In the first round of budget talks, Starr would have needed a 5.29 percent increase just to maintain the status quo of services and operations. Knowing that fiscally wasn’t possible, Starr brought the budget proposal down to 3.86 percent, proposing 12 special education teachers be cut along with five social workers, one special education administrator, and four speech and language pathologists. In round two, the Board of Education cut a little further, bringing the budget down to 2.79 percent increase, however adding back four speech and language pathologists and the special education administrator.
“We have a long way to go, but I like to think we’re getting a good return on our investment,” Starr, pointing to student achievement data to support the district’s decisions in the budget, said.
In five years, the district reduced the achievement gap in mathematics by 12 points with new curriculum initiatives partially supported by a grant from General Electric. “We’ve seen our greatest achievement in math, and are now turning our attention to literacy,” Starr said.
The Board of Representatives combed through Starr’s presentation asking questions both specific to the budget and concerns about the direction of education at SPS overall.
“Aren’t teachers rated on an ability to teach?” board member Ralph Loglisci (R-13) asked regarding teacher accountability. “Some of the best teachers I had had only two years of experience while some of the worst had 30 years. That’s how you improve education — having the best teachers.”
“We’re doing a lot to make sure we’re having the best teachers, but it takes an investment,” Starr said, saying that professional development and support is needed to get those results.
Special education noticeably received the brunt of the cutbacks with many board members asking why. "After the joint public hearing, I heard someone ask why the district is ‘pickin on’ special education,” Annie Summerville (D-6) said.

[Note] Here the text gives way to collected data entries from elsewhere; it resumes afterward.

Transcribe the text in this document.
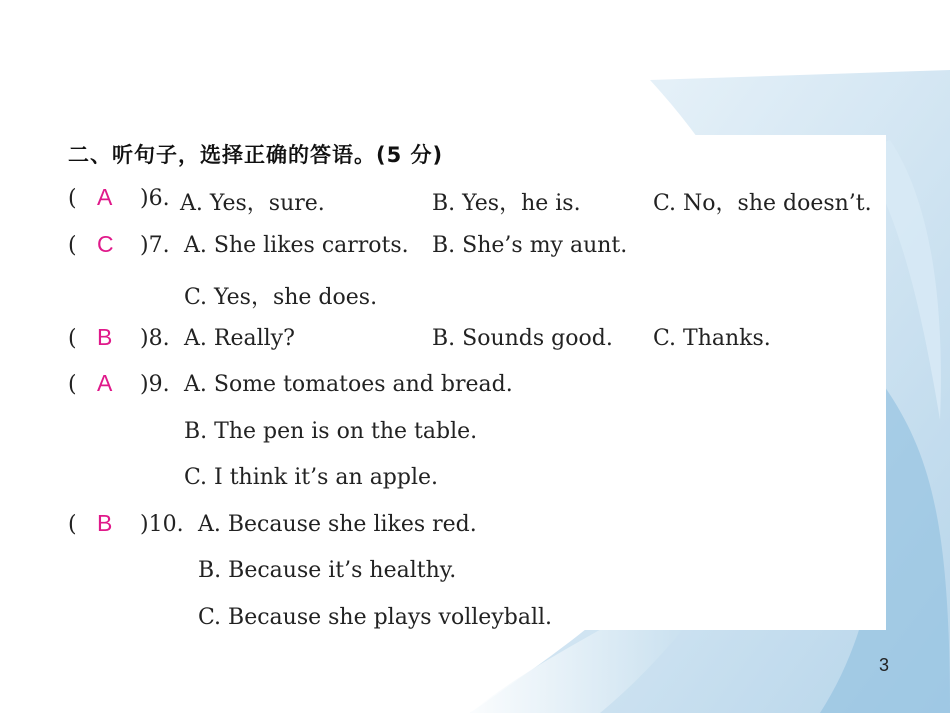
二、听句子，选择正确的答语。(5 分)
( A )6. A. Yes，sure.	B. Yes，he is.	C. No，she doesn’t.
( C )7. A. She likes carrots. B. She’s my aunt.
C. Yes，she does.
( B )8. A. Really?	B. Sounds good. C. Thanks.
( A )9. A. Some tomatoes and bread.
B. The pen is on the table.
C. I think it’s an apple.
( B )10. A. Because she likes red.
B. Because it’s healthy.
C. Because she plays volleyball.
3
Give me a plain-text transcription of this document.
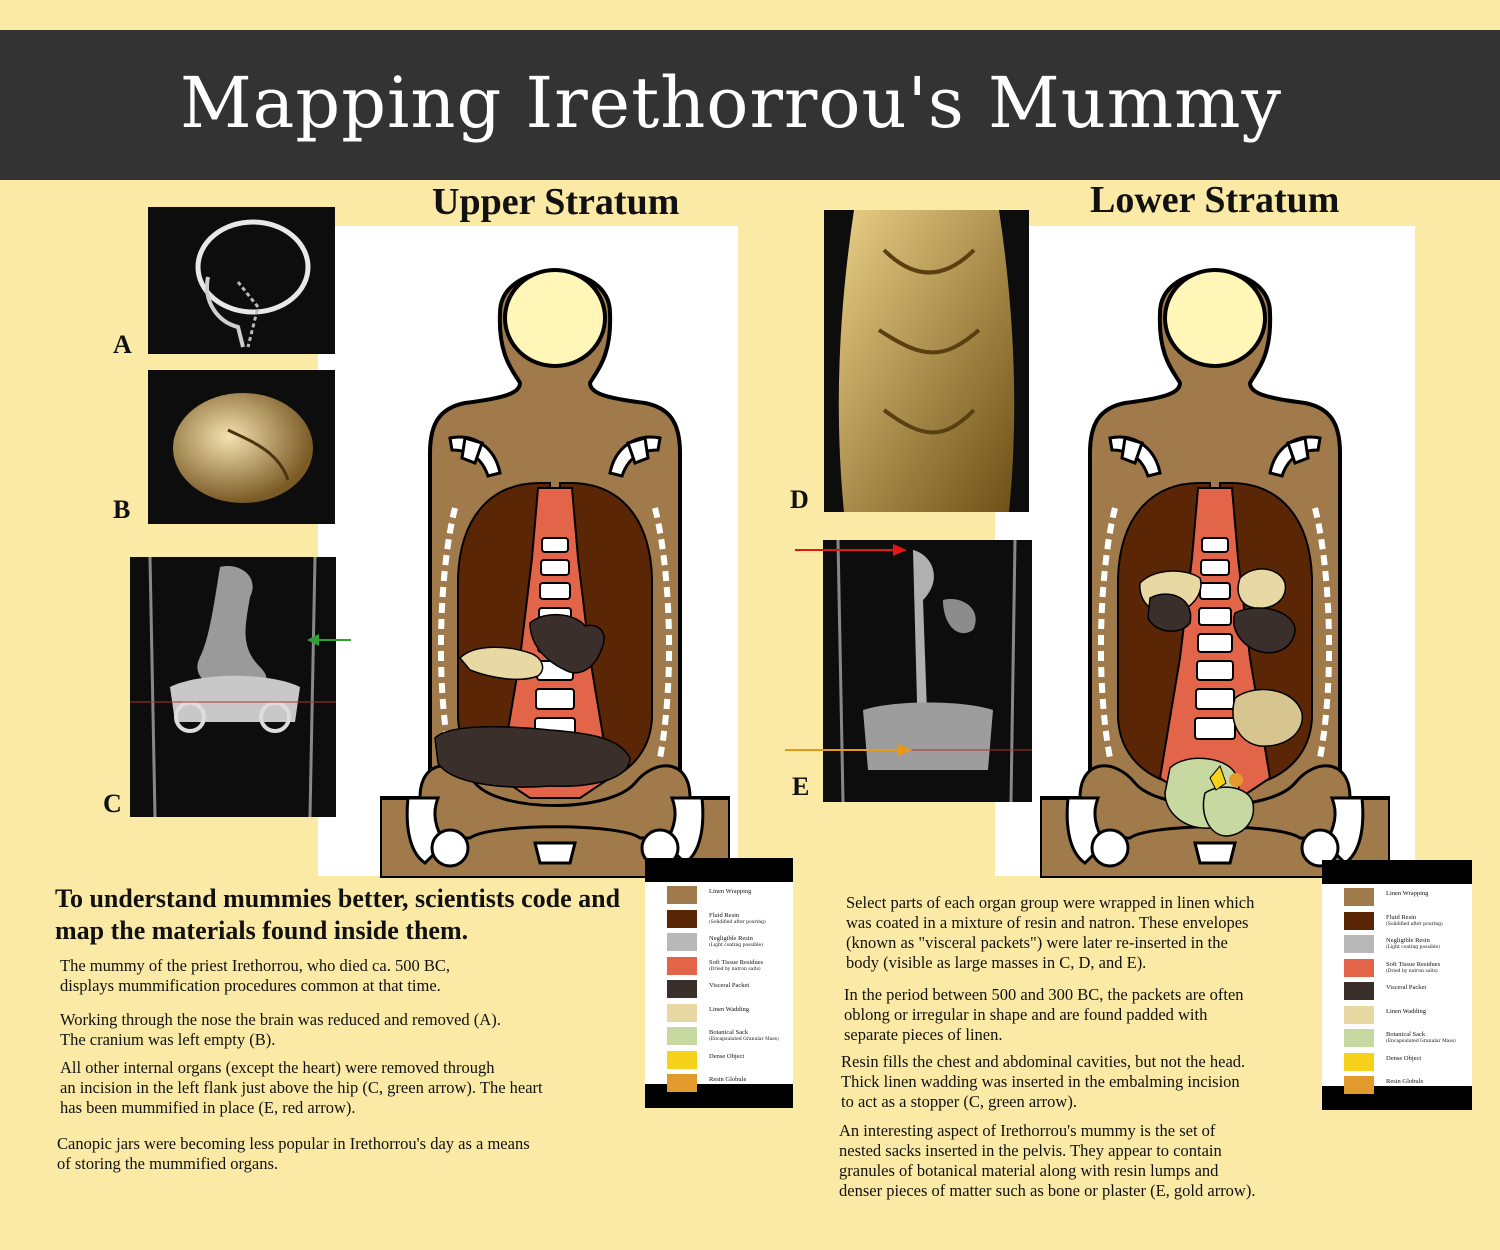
Mapping Irethorrou's Mummy
Upper Stratum	Lower Stratum
A
B
C
D
E
Linen Wrapping
Fluid Resin
(Solidified after pouring)
Negligible Resin
(Light coating possible)
Soft Tissue Residues
(Dried by natron salts)
Visceral Packet
Linen Wadding
Botanical Sack
(Encapsulated Granular Mass)
Dense Object
Resin Globule
Linen Wrapping
Fluid Resin
(Solidified after pouring)
Negligible Resin
(Light coating possible)
Soft Tissue Residues
(Dried by natron salts)
Visceral Packet
Linen Wadding
Botanical Sack
(Encapsulated Granular Mass)
Dense Object
Resin Globule
To understand mummies better, scientists code and map the materials found inside them.
The mummy of the priest Irethorrou, who died ca. 500 BC,
displays mummification procedures common at that time.
Working through the nose the brain was reduced and removed (A).
The cranium was left empty (B).
All other internal organs (except the heart) were removed through
an incision in the left flank just above the hip (C, green arrow). The heart
has been mummified in place (E, red arrow).
Canopic jars were becoming less popular in Irethorrou's day as a means
of storing the mummified organs.
Select parts of each organ group were wrapped in linen which
was coated in a mixture of resin and natron. These envelopes
(known as "visceral packets") were later re-inserted in the
body (visible as large masses in C, D, and E).
In the period between 500 and 300 BC, the packets are often
oblong or irregular in shape and are found padded with
separate pieces of linen.
Resin fills the chest and abdominal cavities, but not the head.
Thick linen wadding was inserted in the embalming incision
to act as a stopper (C, green arrow).
An interesting aspect of Irethorrou's mummy is the set of
nested sacks inserted in the pelvis. They appear to contain
granules of botanical material along with resin lumps and
denser pieces of matter such as bone or plaster (E, gold arrow).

Starr said the district is above par in terms of special education staffing per student and that a special education task force is currently underway gathering data on ways to be more efficient and see more results. Their findings will be available this summer.
Rauh, both a member of the Board of Education and the Board of Representatives, said that the special education cuts were reviewed carefully.
“Some of the cuts were based on the formula used, but we recognized that the speech and language pathologists have a tremendous impact on youngsters in that early development state,” Rauh said. “We brought them back in, but had to find something else to take out. It’s a balancing act.”
As the meeting progressed, many members of the board waxed nostalgic for previous years when the Board of Education met regularly — outside of the meeting room — and lobbied more for their budget proposals.
“We got lobbied heavily when it came to budget time," Summerville said. "I found that very helpful to have a conversations with these two boards other than in this kind of setting."
“We’re not talking like we used to about what’s going to be cut,” board member Harry Day (R-13), said.
Starr, too, saw some things he would like to see changed in the budget review process.
“There are some things that would be beneficial, such as having the process done earlier, like in February,” he said. “Having a two-year budget would also provide an enormous amount of stability — powerful stability.” Starr also gave one final plea that the budget not be reduced any further.
The Board of Finance will review the budget Thursday night at 6:30 p.m.